Just as President Donald Trump’s tariffs are wreaking havoc with American farmers and many manufacturers, his misguided immigration policies will inevitably impose a large and unnecessary burden on the nation’s healthcare system.
Rural communities, where support for the president has been strongest, will feel the pain first. But it will also ripple through major cities, where the healthcare workforce has become highly dependent on a steady stream of physicians, nurses and support staff born in other countries.
The partial government shutdown over funding for Trump’s border wall, the longest in U.S. history and still going strong as of this writing, sends an unmistakable signal to foreign-born healthcare workers that they’re not welcome here.
The administration’s anti-immigration stance fails to recognize the extent to which providers now depend on foreign-born workers. A JAMA study in early December found nearly 30% of the physician workforce is foreign-born. Nearly a quarter of those doctors are not citizens. In many rural and impoverished communities, 1 in 3 doctors are foreign-trained and likely visa-holding immigrants, according to the American Immigration Council.
On the other end of the wage spectrum, 24% of nursing, home health and psychiatric aides are foreign-born, according to a 2017 analysis by the Migration Policy Institute. In California, New Jersey and New York, the number is more than half. Some are working here without legal documentation.
It’s important to remember that over the past decade, the healthcare industry served as America’s last-resort hiring hall. During the 2008-09 recession, the sector added over 5 million jobs, offsetting about a third of the devastating job losses in the rest of the economy.
In the years since 2010, when the recovery began, the pace of healthcare job growth fell off significantly. Yet hospitals, physician offices and other providers still added over 2.5 million jobs. The Bureau of Labor Statistics projects healthcare support staff occupations will remain among the fastest-growing job categories in the decade ahead.
Will native-born Americans take those jobs if immigrants fail to show up? If history is any guide, it will require a substantial hike in pay and benefits for those positions to attract workers, especially given the current job market with its growing number of higher-paying alternatives.
As I’ve argued in this space before, the bottom half of the healthcare workforce deserves an increase in wages and benefits. They also should be given better training and more responsibilities as part of the sector’s overall effort to improve quality and raise efficiency.
But taking that high road has major implications. In the short run, it will raise costs for healthcare payers, whether it’s the government or private insurers. Are they prepared to step up to the plate and lift reimbursement rates for services like home health and behavioral health, which now employ large numbers of the foreign-born?
In the long run, the high-road wage strategy will reduce spending since it will hasten the ongoing shift away from high-cost, acute-care settings. Even with higher wages, treatment at home or within assisted-living and skilled-nursing facilities still costs less.
But it will also slow the pace of hiring and change the composition of the healthcare workforce. An America with better-trained aides and technicians capable of delivering more efficient outpatient care won’t end the need for more doctors.

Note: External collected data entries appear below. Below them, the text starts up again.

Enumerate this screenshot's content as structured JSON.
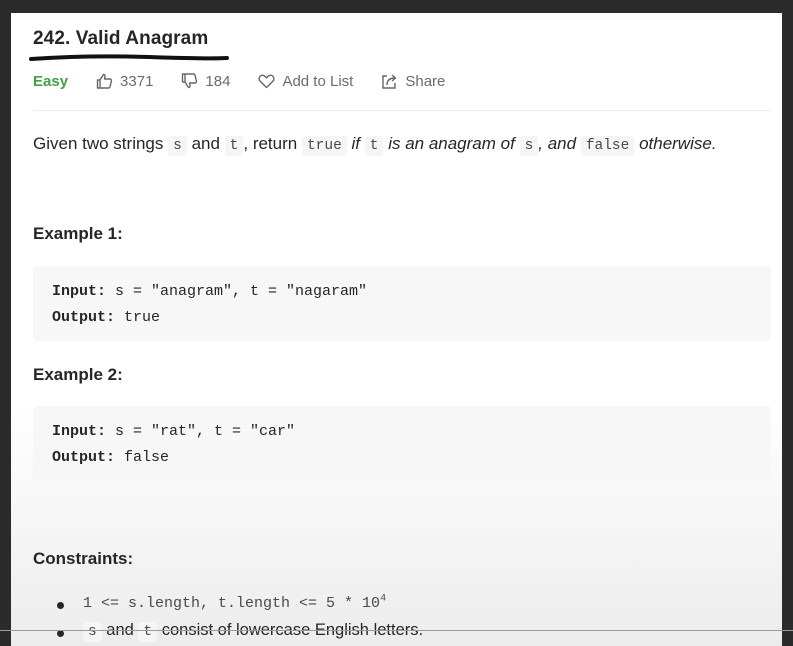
{
  "problem": {
    "title": "242. Valid Anagram",
    "difficulty": "Easy",
    "likes": "3371",
    "dislikes": "184",
    "add_to_list": "Add to List",
    "share": "Share"
  },
  "description": {
    "part1": "Given two strings",
    "s": "s",
    "and": "and",
    "t": "t",
    "comma_return": ", return",
    "true": "true",
    "if": "if",
    "is_anagram_of": "is an anagram of",
    "comma_and": ", and",
    "false": "false",
    "otherwise": "otherwise."
  },
  "examples": [
    {
      "heading": "Example 1:",
      "input_label": "Input:",
      "input_value": " s = \"anagram\", t = \"nagaram\"",
      "output_label": "Output:",
      "output_value": " true"
    },
    {
      "heading": "Example 2:",
      "input_label": "Input:",
      "input_value": " s = \"rat\", t = \"car\"",
      "output_label": "Output:",
      "output_value": " false"
    }
  ],
  "constraints": {
    "heading": "Constraints:",
    "item1_code": "1 <= s.length, t.length <= 5 * 10",
    "item1_sup": "4",
    "item2_s": "s",
    "item2_and": "and",
    "item2_t": "t",
    "item2_rest": "consist of lowercase English letters."
  },
  "colors": {
    "easy": "#43a047",
    "text": "#262626",
    "code_bg": "#f5f5f5"
  }
}
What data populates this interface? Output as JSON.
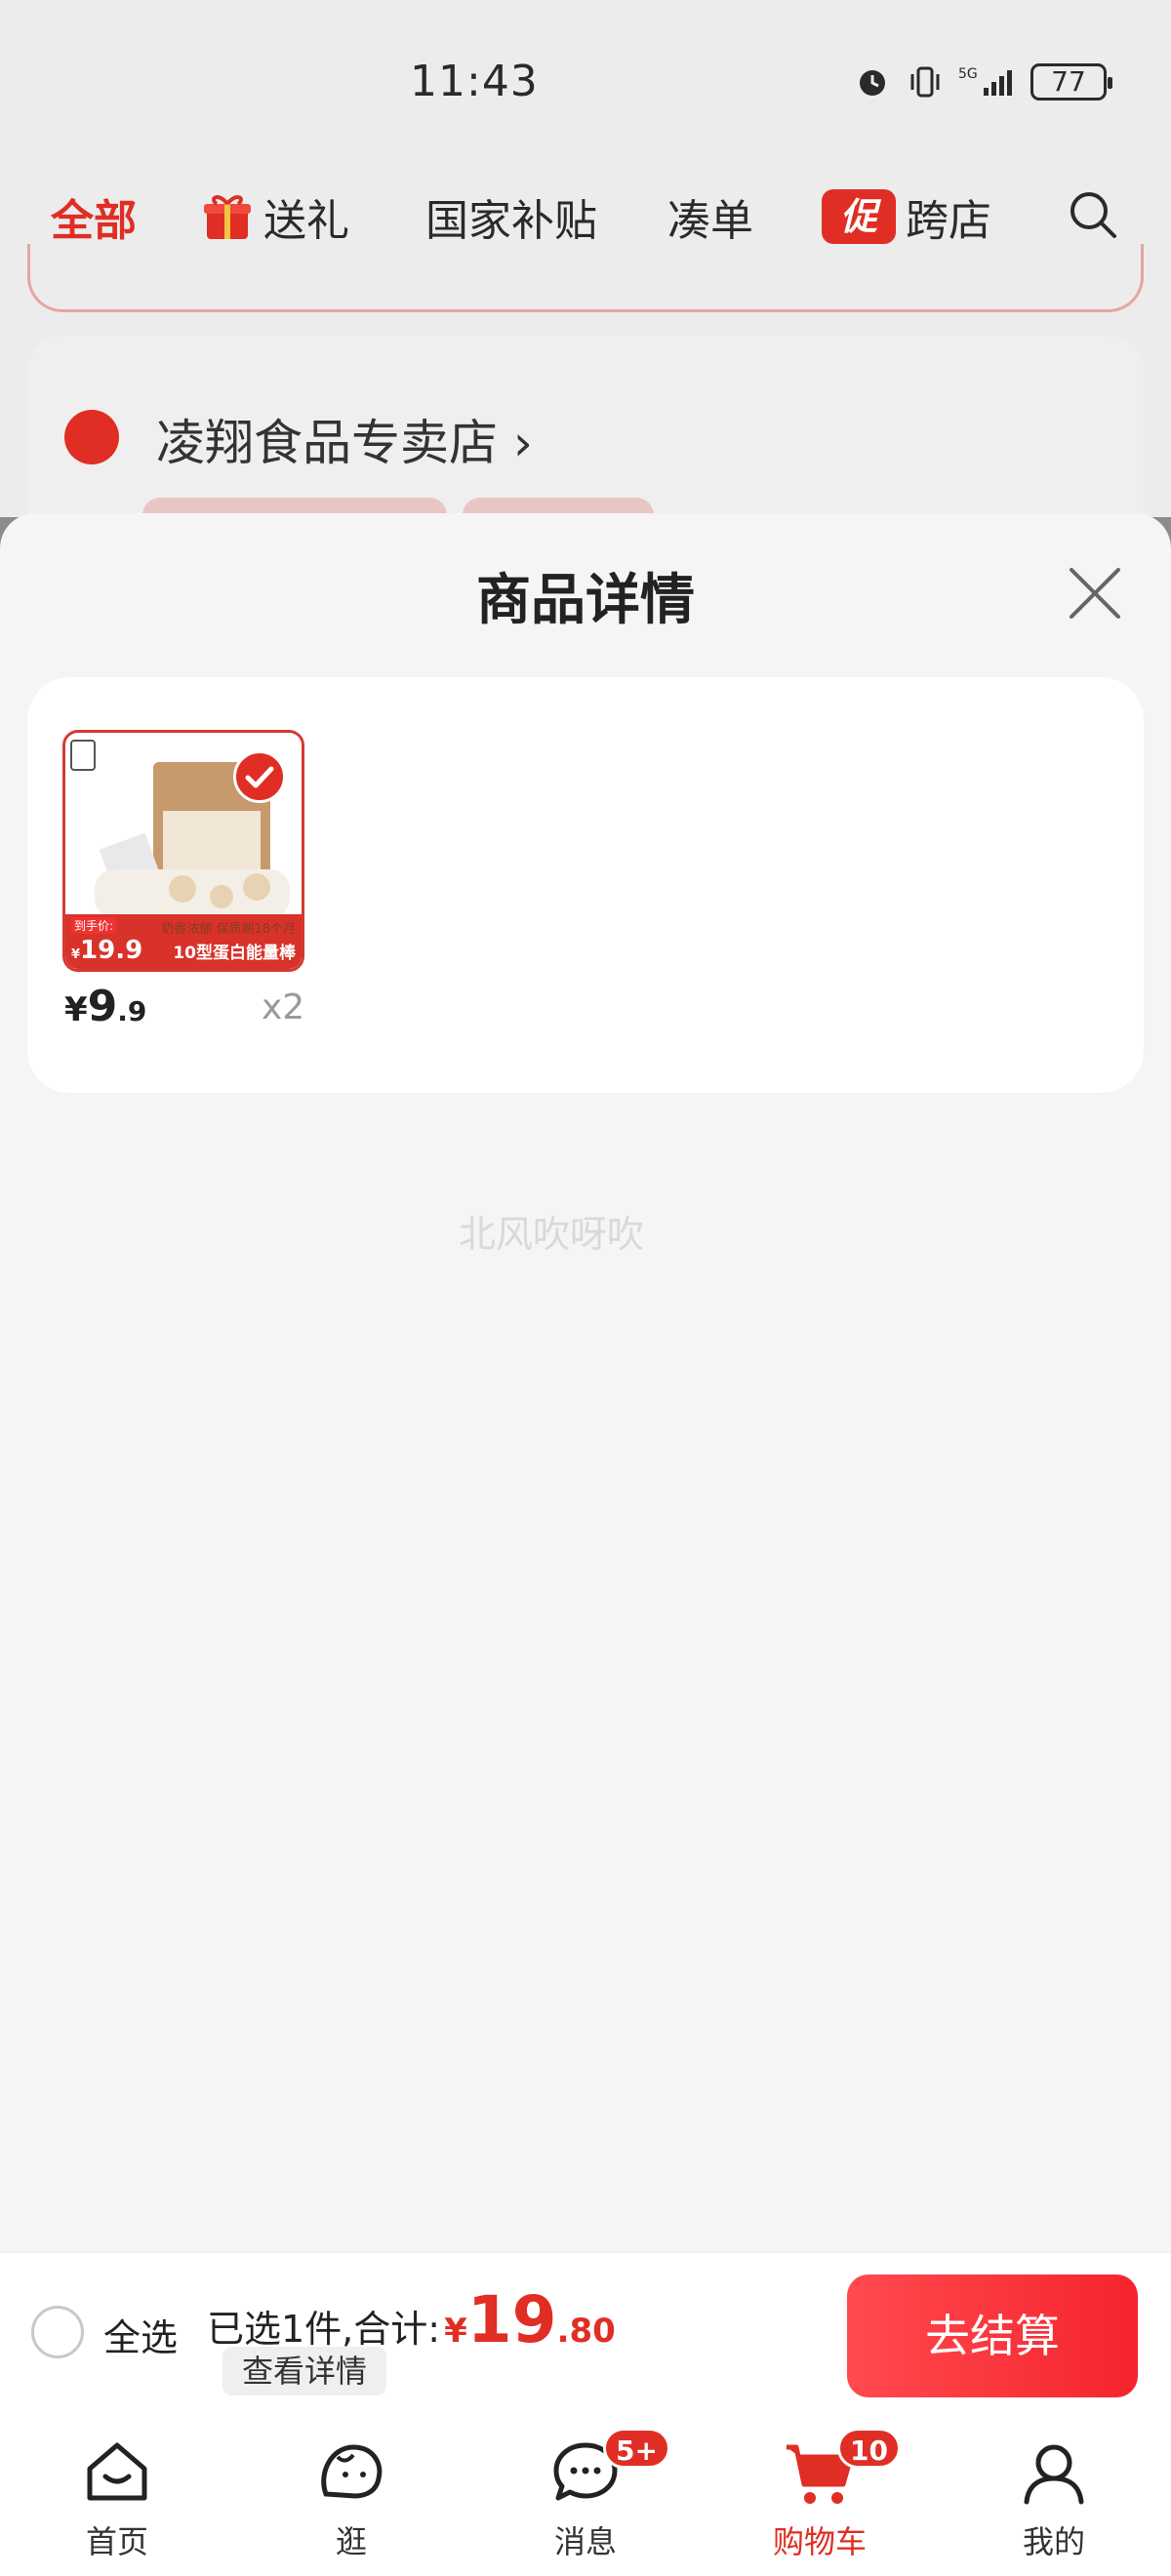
{
  "status_bar": {
    "time": "11:43",
    "battery": "77"
  },
  "category_tabs": [
    {
      "label": "全部",
      "active": true
    },
    {
      "label": "送礼",
      "icon": "gift-icon"
    },
    {
      "label": "国家补贴"
    },
    {
      "label": "凑单"
    },
    {
      "label": "跨店",
      "badge": "促"
    }
  ],
  "store": {
    "name": "凌翔食品专卖店"
  },
  "sheet": {
    "title": "商品详情",
    "item": {
      "image_labels": {
        "tag_label": "到手价:",
        "tag_price": "19.9",
        "desc": "奶香浓郁 保质期18个月",
        "name": "10型蛋白能量棒"
      },
      "price_currency": "¥",
      "price_int": "9",
      "price_dec": ".9",
      "quantity": "x2",
      "selected": true
    },
    "watermark": "北风吹呀吹"
  },
  "checkout": {
    "select_all": "全选",
    "summary": "已选1件,合计:",
    "total_currency": "¥",
    "total_int": "19",
    "total_dec": ".80",
    "details": "查看详情",
    "button": "去结算"
  },
  "bottom_nav": [
    {
      "label": "首页",
      "icon": "home-icon"
    },
    {
      "label": "逛",
      "icon": "browse-icon"
    },
    {
      "label": "消息",
      "icon": "message-icon",
      "badge": "5+"
    },
    {
      "label": "购物车",
      "icon": "cart-icon",
      "badge": "10",
      "active": true
    },
    {
      "label": "我的",
      "icon": "profile-icon"
    }
  ],
  "colors": {
    "accent": "#e02e24",
    "overlay": "#8c8c8c",
    "sheet_bg": "#f5f5f5"
  }
}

We’re still an aging society. But it will change the required skill mix.
It will raise the demand for primary-care physicians capable of coordinating care and preventing chronic disease. It will reduce demand for specialists who earn outsized incomes from their fee-for-service procedures delivered in hospitals.
Primary-care slots are precisely what foreign-born doctors have trained for and are willing to take. Those are precisely the people Trump is scaring away with his cruel and counter-productive immigration policies.